Tobacco Free Schools

Get Smart

  • Every day, an estimated 1,315 people in the United States die because of smoking. For each of those deaths, at least two youth or young adults become regular smokers each day. 3
    • Of every three young smokers, only one will quit, and one of those remaining smokers will die from tobacco-related causes.
    • Young people rarely consider the long-term health consequences associated with tobacco use when they start.
    • Because of nicotine, a highly addictive drug, three out of four youth continue using tobacco well into adulthood, often with serious and even deadly consequences.
    • Adolescents’ bodies are more sensitive to nicotine, and adolescents are more easily addicted than adults. 4
  • If current smoking rates continue, 5.6 million U.S. children alive today who are younger than 18 years of age will die prematurely as a result of smoking. 5
    • Smoking remains the leading preventable cause of premature disease and death in the U.S.
    • Tobacco has killed more than 20 million people prematurely since the first Surgeon General’s report in 1964.
  • Secondhand smoke (SHS) is also a serious problem. It contains a deadly mix of more than 7,000 chemicals, hundreds of which are toxic and at least 80 known to cause cancer. 6
    • Breathing SHS increases a child’s risk of lung problems, ear infections, and severe asthma.

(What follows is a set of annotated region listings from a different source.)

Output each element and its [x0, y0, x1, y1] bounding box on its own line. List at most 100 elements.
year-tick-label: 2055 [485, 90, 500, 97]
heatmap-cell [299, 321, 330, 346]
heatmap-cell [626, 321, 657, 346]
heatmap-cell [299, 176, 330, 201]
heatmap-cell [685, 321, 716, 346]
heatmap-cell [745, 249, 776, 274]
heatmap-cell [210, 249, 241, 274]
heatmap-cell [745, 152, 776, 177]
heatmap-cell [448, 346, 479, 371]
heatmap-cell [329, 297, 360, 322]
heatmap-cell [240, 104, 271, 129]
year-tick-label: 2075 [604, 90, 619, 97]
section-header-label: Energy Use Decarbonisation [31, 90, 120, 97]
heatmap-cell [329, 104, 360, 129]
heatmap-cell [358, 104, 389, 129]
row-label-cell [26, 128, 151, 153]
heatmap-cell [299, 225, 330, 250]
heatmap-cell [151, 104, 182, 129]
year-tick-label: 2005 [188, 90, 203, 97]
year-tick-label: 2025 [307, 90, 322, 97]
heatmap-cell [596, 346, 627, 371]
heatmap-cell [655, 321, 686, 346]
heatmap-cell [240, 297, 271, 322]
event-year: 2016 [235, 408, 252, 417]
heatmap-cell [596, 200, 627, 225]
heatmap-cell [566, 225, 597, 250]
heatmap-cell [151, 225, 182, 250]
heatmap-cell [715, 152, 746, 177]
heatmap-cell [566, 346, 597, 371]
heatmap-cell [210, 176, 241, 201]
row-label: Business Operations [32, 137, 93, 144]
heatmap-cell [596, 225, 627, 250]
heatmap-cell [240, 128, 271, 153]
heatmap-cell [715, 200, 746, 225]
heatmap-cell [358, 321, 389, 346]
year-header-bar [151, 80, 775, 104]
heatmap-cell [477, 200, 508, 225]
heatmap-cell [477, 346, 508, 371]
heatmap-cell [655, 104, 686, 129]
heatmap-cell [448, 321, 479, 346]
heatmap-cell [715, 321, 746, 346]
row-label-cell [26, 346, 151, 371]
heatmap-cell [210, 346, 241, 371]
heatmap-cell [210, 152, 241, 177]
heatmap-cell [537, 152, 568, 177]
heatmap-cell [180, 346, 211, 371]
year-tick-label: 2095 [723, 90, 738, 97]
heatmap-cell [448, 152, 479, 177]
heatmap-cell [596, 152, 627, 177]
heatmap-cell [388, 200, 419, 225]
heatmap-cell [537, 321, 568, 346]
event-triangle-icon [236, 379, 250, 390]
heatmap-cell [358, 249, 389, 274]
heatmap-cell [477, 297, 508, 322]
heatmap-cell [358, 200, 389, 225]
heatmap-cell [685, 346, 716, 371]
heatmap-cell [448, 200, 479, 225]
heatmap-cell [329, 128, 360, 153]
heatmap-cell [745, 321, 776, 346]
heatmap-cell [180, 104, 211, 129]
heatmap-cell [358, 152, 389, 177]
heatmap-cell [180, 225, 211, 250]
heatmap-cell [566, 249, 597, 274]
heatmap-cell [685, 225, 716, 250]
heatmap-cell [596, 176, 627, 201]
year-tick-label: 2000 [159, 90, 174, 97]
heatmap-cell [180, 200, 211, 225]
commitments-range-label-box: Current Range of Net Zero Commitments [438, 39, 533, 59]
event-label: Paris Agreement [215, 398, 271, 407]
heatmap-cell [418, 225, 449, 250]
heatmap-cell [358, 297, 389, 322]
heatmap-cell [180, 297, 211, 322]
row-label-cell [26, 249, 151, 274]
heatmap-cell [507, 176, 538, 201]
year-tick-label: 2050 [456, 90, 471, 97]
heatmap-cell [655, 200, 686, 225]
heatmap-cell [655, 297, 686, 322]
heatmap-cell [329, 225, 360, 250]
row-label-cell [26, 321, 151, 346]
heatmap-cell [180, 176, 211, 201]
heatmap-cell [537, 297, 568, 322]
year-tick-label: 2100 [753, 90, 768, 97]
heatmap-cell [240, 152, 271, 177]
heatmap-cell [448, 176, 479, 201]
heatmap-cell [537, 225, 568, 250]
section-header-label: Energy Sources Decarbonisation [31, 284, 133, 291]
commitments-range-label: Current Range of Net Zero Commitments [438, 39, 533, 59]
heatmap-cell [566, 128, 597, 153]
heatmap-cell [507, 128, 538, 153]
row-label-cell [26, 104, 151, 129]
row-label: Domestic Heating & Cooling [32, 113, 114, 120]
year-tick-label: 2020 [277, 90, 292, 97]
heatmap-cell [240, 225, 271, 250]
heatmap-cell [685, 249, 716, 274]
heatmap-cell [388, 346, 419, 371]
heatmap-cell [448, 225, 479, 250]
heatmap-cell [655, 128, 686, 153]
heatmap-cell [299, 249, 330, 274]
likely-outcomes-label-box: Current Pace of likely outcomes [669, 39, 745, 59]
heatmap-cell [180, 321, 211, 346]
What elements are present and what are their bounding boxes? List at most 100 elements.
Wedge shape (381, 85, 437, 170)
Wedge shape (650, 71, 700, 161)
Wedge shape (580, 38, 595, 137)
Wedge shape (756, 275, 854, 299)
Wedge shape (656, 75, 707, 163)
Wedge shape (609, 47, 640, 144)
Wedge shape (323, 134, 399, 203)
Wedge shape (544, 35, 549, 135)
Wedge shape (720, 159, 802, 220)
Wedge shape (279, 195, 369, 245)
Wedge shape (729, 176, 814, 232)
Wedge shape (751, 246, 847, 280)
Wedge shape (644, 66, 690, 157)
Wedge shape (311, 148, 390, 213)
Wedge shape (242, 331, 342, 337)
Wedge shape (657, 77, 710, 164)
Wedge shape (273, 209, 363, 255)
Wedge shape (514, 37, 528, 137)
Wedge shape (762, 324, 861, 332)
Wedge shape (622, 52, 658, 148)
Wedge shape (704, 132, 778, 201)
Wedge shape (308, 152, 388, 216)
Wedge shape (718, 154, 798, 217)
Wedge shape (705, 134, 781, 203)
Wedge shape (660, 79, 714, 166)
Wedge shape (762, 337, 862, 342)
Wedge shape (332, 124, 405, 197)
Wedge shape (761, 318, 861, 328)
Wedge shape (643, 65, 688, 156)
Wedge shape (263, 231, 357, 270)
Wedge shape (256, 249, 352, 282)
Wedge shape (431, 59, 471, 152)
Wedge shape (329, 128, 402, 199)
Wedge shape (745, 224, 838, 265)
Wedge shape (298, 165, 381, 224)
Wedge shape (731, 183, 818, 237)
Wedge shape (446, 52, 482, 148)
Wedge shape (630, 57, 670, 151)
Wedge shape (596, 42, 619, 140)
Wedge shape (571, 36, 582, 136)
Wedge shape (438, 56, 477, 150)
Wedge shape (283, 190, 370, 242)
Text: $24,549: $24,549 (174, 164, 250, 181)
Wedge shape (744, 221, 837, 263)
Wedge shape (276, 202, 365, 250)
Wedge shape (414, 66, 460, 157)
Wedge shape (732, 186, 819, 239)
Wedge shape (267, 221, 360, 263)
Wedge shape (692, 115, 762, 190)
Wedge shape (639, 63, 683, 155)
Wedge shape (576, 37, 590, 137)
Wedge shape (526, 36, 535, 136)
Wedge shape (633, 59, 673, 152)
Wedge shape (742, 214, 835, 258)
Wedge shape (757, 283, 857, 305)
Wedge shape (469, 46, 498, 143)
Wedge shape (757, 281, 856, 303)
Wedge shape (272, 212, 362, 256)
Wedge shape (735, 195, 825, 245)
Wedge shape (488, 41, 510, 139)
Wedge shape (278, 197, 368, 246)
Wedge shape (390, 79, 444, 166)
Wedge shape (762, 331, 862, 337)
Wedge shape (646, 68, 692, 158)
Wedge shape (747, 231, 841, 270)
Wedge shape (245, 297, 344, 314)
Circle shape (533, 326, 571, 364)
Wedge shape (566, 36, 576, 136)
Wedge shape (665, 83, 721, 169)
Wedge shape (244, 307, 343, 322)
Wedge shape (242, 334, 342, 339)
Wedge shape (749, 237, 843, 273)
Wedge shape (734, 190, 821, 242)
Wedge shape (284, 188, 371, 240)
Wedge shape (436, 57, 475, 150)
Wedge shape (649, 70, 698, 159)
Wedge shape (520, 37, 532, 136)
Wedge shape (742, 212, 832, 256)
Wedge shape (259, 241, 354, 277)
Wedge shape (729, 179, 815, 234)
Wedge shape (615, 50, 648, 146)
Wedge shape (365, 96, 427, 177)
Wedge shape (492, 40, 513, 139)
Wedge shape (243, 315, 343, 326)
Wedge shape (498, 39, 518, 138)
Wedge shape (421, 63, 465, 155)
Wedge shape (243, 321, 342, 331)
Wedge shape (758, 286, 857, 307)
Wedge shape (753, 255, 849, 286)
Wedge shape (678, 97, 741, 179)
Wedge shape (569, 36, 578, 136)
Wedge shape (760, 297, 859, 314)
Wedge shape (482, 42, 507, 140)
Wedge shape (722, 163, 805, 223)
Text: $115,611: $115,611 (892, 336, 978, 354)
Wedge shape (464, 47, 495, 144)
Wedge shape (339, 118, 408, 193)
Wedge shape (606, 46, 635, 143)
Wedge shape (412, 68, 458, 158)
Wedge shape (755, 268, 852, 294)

    • SHS can trigger an asthma attack. A severe asthma attack can put a child’s life in danger. 7
    • There is no risk-free level of exposure to SHS. Breathing even a little SHS can be dangerous. 8
    • Since 1964, 2.5 million nonsmokers in the U.S. have died because of SHS exposure. 9
    • Each year, exposure to SHS causes nearly 50,000 premature deaths among U.S. nonsmokers.